# Looking for a speaker system



## gte011h (Feb 19, 2010)

I think I have decided on a Onkyo 807 receiver. Still cant decide on speakers. Right now my room is 14x11 and the tv is in the corner. This may change. I am considering moving if I can find something in my price range. One requirement for the house would be a dedicate media room. I have looked at a range of options and am leaning towards the HSU Performance2 or enthuiast 1 system. There is a $600 difference in the two...I can spend $1100 on the enthuiast but is there really a $600 difference? I will mainly be watching movies. Any other suggestions are welcome but $1100 is the max I want to spend. Thanks in advance.


----------



## Jungle Jack (Jul 28, 2009)

Hello,
I am quite fond of the Hsu Packages. As long as Horn Speakers agree with you, they are an excellent value and excellent Speaker. I would spend the extra 600 Dollars as people generally keep Speakers for a long, long time. This added cost only adds up to 60 dollars more a year if you keep them for 10 Years.

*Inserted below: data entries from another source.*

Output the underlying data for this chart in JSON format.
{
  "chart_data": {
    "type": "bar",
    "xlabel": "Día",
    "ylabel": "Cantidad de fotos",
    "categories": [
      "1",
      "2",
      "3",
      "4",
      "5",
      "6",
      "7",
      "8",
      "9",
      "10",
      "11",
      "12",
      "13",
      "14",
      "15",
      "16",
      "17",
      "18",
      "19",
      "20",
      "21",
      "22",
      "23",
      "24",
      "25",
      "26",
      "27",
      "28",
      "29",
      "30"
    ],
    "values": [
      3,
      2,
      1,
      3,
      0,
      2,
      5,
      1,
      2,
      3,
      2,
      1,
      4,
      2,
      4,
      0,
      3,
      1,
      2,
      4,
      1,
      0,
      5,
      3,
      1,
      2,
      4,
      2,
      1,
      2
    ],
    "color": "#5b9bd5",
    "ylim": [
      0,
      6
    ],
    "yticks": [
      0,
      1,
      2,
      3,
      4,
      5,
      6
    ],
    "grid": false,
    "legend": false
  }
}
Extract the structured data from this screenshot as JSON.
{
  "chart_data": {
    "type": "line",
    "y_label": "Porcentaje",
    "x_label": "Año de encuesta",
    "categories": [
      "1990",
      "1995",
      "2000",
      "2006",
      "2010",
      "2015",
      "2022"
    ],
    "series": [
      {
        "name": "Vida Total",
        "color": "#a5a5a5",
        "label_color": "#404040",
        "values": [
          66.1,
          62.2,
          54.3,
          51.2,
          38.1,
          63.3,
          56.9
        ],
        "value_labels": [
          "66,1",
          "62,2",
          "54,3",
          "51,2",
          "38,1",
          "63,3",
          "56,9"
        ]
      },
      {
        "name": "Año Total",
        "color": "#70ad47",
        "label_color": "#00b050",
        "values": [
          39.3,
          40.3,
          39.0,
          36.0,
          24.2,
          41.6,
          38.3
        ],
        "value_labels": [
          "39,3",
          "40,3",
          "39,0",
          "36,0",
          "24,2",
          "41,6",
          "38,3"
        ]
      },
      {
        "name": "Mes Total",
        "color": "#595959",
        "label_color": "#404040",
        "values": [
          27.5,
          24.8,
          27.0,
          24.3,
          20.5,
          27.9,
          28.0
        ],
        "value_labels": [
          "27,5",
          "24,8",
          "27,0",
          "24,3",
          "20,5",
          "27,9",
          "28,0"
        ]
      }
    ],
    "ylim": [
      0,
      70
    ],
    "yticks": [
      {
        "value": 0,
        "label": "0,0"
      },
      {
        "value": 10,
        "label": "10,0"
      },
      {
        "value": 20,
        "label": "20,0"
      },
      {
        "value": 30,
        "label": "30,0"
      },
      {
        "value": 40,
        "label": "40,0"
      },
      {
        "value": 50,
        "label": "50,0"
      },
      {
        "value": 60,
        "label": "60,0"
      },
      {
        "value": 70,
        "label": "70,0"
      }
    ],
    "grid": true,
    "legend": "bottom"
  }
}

I would also recommend SVS's SBS-01, but they are backordered until June.


----------



## eugovector (Sep 4, 2006)

How did you decide on HSU, over say, Aperion, SVS, Behringer, Bose? If you are set on HSU, I would say the enthusiast will offer a frequency response that will be worth the extra money when it comes to creating non-localizable low frequencies. The performance splits the lower frequencies of the satellite to the center, which is passable but not preferred.


----------



## gte011h (Feb 19, 2010)

Thanks for the expertise. 
As for why I choose HSU? I have not set on them. Pretty much the reccomendation in "Looking for.."sticky. I would be open to others. I actually looked at getting all the speakers individually but I tend to over analyze stuff and figured that a package from a non-box store should match together.

I am open to other suggestions.

THanks


----------



## selden (Nov 15, 2009)

The best way to be sure you'll be happy with the speakers that you get is to visit local A/V stores and audition them.


----------



## eugovector (Sep 4, 2006)

The SVSs are often highly recommended, but given that they are backordered, my current recommendation for the $1000 point is Aperion Speakers with an Elemental Designs subwoofer. The problem with auditioning speakers in person is that, bang for your buck, internet-only companies tend to come out on top, and there really isn't a place to listen to them in person.

If you found yourself in the Port, OR area, you could visit Aperion. Newton, IA is home to ED. Beyond that, you'll have to trust the return policy (Aperion covers shipping both ways for a 30-day trial period).


----------